The key findings of the High Court are:

  • There is nothing in the BCCMA that suggests an adjudicator may require a lot owner to assist another lot owner, at least where enhancing the proponent’s interest may reasonably be viewed as adverse to their own.
  • Even where common property is of no use to anyone other than the lot owner seeking the enhancement, another lot owner will not be acting unreasonably if they insist on conserving their interest in that common property – if for no other reason than that he or she may reasonably expect to be offered something in return for agreeing to part with it.
  • Dissenting lot owners are not required to act altruistically or sympathetically to the lot owner proposing the motion at the expense of their own (reasonably calculated) interests.
  • If the proposal creates reasonable apprehension (in the mind of a dissenting lot owner) that it will adversely affect his or her property rights, a dissenting vote will not be seen as unreasonable.

Matters seen to adversely affect lot owners’ property rights (and therefore determined to be a reasonable basis for opposition) include:

  • appropriating part of the common property of another lot owner for no return (payment)
  • altering features of the common property that existed when an objecting lot owner acquired his or her lot
  • the risk of interfering with the tranquillity or privacy of an objecting lot owner.

The High Court considered that once grounds of opposition raised questions about which there may be a difference of opinion among reasonable minds, it is impossible to see how that opposition could be determined unreasonable.

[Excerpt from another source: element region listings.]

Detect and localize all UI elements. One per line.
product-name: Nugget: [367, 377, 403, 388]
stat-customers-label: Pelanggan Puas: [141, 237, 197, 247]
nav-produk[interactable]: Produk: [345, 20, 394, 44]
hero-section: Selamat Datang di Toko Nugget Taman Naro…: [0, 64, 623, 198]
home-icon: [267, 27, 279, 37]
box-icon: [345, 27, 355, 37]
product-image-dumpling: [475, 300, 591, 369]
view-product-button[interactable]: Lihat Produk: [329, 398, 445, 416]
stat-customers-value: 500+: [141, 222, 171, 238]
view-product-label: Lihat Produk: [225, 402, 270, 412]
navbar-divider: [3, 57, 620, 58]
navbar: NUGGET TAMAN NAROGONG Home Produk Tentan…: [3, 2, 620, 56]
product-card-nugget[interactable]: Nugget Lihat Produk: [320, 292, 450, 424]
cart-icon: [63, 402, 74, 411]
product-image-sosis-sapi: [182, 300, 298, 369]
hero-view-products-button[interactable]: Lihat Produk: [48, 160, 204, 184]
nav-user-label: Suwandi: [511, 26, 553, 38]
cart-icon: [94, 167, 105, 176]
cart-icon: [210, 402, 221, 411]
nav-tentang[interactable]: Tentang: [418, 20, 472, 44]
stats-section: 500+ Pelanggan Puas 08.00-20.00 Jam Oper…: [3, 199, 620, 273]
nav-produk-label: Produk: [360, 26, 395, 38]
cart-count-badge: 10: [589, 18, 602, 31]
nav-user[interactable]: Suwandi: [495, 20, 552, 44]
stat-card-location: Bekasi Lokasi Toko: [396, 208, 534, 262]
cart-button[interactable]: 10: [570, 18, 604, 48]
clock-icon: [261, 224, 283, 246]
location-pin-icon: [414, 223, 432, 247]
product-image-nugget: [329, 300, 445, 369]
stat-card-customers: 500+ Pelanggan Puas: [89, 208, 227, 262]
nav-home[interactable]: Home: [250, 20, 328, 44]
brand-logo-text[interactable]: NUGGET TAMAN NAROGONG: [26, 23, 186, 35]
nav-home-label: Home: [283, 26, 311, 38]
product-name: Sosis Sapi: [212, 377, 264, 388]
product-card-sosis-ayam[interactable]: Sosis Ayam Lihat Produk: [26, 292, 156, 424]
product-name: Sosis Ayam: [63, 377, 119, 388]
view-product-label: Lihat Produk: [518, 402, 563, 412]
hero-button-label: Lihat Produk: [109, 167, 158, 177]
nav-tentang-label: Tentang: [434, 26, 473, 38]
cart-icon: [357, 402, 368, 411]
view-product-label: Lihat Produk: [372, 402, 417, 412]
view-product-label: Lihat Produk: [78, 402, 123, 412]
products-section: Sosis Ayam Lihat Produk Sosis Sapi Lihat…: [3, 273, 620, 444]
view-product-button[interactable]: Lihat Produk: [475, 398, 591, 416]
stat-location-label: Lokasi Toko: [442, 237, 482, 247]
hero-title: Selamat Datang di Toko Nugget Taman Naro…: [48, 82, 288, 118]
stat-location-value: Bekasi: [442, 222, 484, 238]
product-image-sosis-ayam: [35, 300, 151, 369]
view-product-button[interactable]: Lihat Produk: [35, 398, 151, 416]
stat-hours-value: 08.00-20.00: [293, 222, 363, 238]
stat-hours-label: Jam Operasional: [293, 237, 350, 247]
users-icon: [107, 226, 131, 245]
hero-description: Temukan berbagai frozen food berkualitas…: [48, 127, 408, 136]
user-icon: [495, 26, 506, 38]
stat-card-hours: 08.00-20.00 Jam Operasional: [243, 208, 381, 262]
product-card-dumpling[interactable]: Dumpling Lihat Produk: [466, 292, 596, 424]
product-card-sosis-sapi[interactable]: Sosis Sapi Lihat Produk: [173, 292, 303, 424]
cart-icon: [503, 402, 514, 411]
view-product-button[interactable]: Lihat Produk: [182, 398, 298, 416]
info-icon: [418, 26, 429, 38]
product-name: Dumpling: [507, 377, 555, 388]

The High Court, while being careful to clarify that it was not an exhaustive list of circumstances, indicated that opposition might be seen as unreasonable where:

  • the opposition could not, on any rational view, adversely affect the material enjoyment of an opponent’s property rights
  • the opposition is prompted by spite, ill will or a bid for attention

While the decision provides helpful guidance on the provisions of the BCCMA, it is important to note that the facts of this case involved a particular type of resolution (one required to be without dissent and which involved granting exclusive use of common property to a lot owner) and a specific Adjudicator’s power (only applicable where “a resolution without dissent was not passed because of opposition that in the circumstances is unreasonable”). Care should be taken to consider the types of resolution involved and the specific Adjudicator’s power that applies.